Schlafendes Baby mit Teddybären

­Abendrituale erleichtern die Reise ins Land der Träume. Rituale sind immer wiederkehrende Handlungsweisen, die Ihrem Kind Orientierung vermitteln.

Zum Schlafritual gehört ein klar bestimmter Ort. Nicht gut ist es zum Beispiel, wenn Ihr Kind überall schlafen darf, auf dem Sofa, auf der Kuscheldecke etc. Klären Sie die Schlafsituation in Ihrer Familie. Ein fester Schlafplatz signalisiert dem Kind: “Aha, jetzt geht es ins Bett, jetzt soll ich schlafen.” Ihr Kind kann so einen funktionierenden Rhythmus entwickeln, der ihm Sicherheit vermittelt.

Vergleichen Sie das nur einmal mit dem Essen. Zum Essen gehören ein Lätzchen, ein Tellerchen, ein Löffel. So merken sich Kinder schnell: “Aha, hier gibt es jetzt gleich etwas zu essen.” Auch beim Schlafen helfen solche Rituale.

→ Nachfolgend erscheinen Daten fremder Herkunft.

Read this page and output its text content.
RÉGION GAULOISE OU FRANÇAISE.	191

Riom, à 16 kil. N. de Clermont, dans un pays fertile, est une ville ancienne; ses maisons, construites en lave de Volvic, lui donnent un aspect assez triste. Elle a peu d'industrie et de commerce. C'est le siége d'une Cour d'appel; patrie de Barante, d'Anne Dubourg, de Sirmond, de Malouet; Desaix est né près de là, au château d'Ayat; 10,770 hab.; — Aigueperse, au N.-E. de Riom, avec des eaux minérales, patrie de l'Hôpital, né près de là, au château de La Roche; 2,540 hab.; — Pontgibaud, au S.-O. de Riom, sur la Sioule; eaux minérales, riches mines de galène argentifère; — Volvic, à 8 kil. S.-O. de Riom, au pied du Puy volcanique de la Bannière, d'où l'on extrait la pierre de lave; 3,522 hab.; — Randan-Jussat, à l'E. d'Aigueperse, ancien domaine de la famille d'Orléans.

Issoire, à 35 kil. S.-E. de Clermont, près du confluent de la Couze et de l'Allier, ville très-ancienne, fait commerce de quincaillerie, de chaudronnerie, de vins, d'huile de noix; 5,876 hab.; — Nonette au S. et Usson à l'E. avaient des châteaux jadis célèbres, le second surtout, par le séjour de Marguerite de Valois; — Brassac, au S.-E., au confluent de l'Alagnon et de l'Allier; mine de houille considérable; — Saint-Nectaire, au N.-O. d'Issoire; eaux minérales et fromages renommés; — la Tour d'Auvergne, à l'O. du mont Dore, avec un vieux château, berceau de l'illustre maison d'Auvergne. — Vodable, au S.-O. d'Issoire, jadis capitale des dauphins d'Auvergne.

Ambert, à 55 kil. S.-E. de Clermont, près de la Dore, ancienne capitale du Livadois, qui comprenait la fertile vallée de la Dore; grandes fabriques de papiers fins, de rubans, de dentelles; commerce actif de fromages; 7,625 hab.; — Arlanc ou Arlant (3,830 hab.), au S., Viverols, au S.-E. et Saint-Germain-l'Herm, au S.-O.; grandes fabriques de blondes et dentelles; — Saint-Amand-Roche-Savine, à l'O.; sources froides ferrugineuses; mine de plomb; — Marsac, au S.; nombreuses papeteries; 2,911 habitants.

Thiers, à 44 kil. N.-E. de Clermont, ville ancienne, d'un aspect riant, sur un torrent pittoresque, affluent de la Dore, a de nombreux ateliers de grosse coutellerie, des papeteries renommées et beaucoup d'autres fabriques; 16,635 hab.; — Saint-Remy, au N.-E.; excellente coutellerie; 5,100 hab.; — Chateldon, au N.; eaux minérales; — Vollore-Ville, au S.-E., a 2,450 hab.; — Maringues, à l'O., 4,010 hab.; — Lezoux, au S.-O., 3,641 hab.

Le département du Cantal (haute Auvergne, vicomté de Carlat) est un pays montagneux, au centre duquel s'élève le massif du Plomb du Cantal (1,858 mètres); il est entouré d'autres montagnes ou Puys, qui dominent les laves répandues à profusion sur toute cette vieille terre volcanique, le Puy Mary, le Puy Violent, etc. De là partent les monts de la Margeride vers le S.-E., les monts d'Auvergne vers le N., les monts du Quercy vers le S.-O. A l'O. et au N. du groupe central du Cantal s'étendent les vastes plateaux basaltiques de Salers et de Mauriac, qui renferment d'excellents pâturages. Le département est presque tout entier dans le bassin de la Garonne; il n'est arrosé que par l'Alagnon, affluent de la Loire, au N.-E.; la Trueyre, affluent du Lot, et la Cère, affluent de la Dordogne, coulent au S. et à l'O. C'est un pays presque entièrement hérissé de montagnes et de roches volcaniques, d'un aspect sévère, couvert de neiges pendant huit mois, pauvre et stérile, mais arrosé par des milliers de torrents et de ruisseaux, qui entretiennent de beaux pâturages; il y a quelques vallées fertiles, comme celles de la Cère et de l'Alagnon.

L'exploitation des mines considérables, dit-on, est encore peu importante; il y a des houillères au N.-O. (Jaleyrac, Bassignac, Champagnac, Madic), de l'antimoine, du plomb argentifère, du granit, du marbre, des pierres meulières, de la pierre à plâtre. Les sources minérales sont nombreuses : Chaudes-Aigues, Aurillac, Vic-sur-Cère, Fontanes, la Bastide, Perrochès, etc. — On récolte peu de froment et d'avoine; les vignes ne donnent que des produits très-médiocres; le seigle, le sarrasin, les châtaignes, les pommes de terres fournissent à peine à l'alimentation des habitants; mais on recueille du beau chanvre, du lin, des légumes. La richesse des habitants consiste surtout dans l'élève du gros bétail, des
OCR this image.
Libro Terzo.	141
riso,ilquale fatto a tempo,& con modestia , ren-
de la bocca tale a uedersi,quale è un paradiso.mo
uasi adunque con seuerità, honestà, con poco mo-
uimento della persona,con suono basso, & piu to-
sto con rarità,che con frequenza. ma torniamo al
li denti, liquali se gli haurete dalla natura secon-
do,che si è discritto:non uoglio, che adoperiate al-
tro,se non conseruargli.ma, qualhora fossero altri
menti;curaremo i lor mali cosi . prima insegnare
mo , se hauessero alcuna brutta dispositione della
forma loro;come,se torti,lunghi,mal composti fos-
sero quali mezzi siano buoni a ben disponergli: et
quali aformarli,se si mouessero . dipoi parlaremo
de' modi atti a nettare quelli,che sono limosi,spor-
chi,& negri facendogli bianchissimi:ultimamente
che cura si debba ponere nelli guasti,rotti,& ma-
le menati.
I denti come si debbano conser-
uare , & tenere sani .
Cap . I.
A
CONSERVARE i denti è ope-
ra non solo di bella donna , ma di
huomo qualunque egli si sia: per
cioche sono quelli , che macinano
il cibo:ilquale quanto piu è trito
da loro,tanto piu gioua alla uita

Zum Ritual gehören meist noch mehr Details. Beispielsweise können Sie Ihrem Kind immer zum Schlafen den Schlafsack anziehen und den Raum abdunkeln, auch mittags. Denn nur wenn die Signale immer gleich sind und auch in der gleichen Reihenfolge ablaufen, kann das Kind sie richtig verstehen. Nach dem Schlafsackanziehen können Sie dann entscheiden, wie es weitergeht, vielleicht mit einem Lied, einer Geschichte oder einem Kuss. Achten Sie aber darauf, dass das Ritual nicht länger als zwanzig Minuten dauert. Dann können Sie das Zimmer verlassen.

Möchte Ihr Kind seinen Mittagsschlaf nur im Kinderwagen machen und nicht im Bett? Vielleicht genießt Ihr Kind die engen Begrenzungen des Wagens und das Bett ist einfach zu groß. Das lässt sich doch ändern!